In our case, the "unlabelled" dataset on which we try to make this estimation is made of all model predictions on each layton-eval riddle.
The "labelled" dataset on which we compute residuals is called layton-eval-ppi.
Further pre-processing is applied before computing residuals:
- we filter it to samples having human annotations
- we filter out samples from other models of the same provider
Thanks to the volume of annotations that were made (approx. 3x the benchmark size, ensuring that bootstrap iterations are diverse parallel universes), we actually have more samples on which to compute residuals than to apply them. Using this property of the data and in order to reduce variance further, we decided to compute PPI in a bootstrapped fashion. Here's how it works:
- Estimate the jury output distribution for the model we are evaluating by splitting values into bins
- For each bin, sample the same amount from the preprocessed
layton-eval-ppidataset, with replacement. We obtain a dataset withn_riddlessamples and the same jury output distribution, PPI is computed on this dataset.

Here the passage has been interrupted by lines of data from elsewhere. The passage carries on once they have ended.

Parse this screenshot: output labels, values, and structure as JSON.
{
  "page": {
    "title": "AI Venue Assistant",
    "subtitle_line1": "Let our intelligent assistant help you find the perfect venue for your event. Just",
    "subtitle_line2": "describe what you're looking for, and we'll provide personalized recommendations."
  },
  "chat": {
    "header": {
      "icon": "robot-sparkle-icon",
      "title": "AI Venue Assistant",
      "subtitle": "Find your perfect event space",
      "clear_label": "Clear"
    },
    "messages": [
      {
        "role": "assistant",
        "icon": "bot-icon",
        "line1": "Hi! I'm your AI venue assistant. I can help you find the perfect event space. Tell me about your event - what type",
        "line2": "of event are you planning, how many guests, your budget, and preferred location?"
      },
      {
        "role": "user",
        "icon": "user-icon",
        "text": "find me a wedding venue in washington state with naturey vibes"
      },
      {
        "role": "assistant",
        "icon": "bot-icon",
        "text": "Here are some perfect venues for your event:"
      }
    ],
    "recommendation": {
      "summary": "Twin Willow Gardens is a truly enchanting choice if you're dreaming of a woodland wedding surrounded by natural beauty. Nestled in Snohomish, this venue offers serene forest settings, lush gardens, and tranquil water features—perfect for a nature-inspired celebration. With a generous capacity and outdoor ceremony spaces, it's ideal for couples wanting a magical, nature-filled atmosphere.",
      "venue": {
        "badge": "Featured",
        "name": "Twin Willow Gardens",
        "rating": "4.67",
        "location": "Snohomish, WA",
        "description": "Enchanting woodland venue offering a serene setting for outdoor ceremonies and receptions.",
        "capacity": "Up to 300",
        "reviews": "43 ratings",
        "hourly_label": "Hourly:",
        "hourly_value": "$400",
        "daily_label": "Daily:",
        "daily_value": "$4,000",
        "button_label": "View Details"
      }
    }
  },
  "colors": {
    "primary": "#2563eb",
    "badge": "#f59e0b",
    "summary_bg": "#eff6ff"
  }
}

This process is repeated 10,000 times with a different sampling each time, leading to same-distribution, but different samples.
The 10,000 PPIs point estimates are then used to compute a 95%-CI interval, using the 2.5 and 97.5 percentile of the PPI values distribution. The final score is the mid-value between those two percentiles, such that we can assess with 95% confidence that the model score is somewhere in the [score - CI, score + CI] interval.
At this step, the obtained score represents the metric that anyone can self-report on the benchmark.
Finally, if several models are evaluated, a rank can be determined from scores. Another indicator is derived from the CI-based score, which is the rank spread. The rank spread represents the best possible and worst possible rank a model can have in the benchmark (at 95% certainty), by relying on the CI interval obtained above.
The worst possible case is where said model sits at the left-most value of its CI interval while all other sit at the right-most value of their CI interval. The best possible case is the opposite: said model sits at the right-most value of its CI interval while all other sit at the left-most value of their CI interval.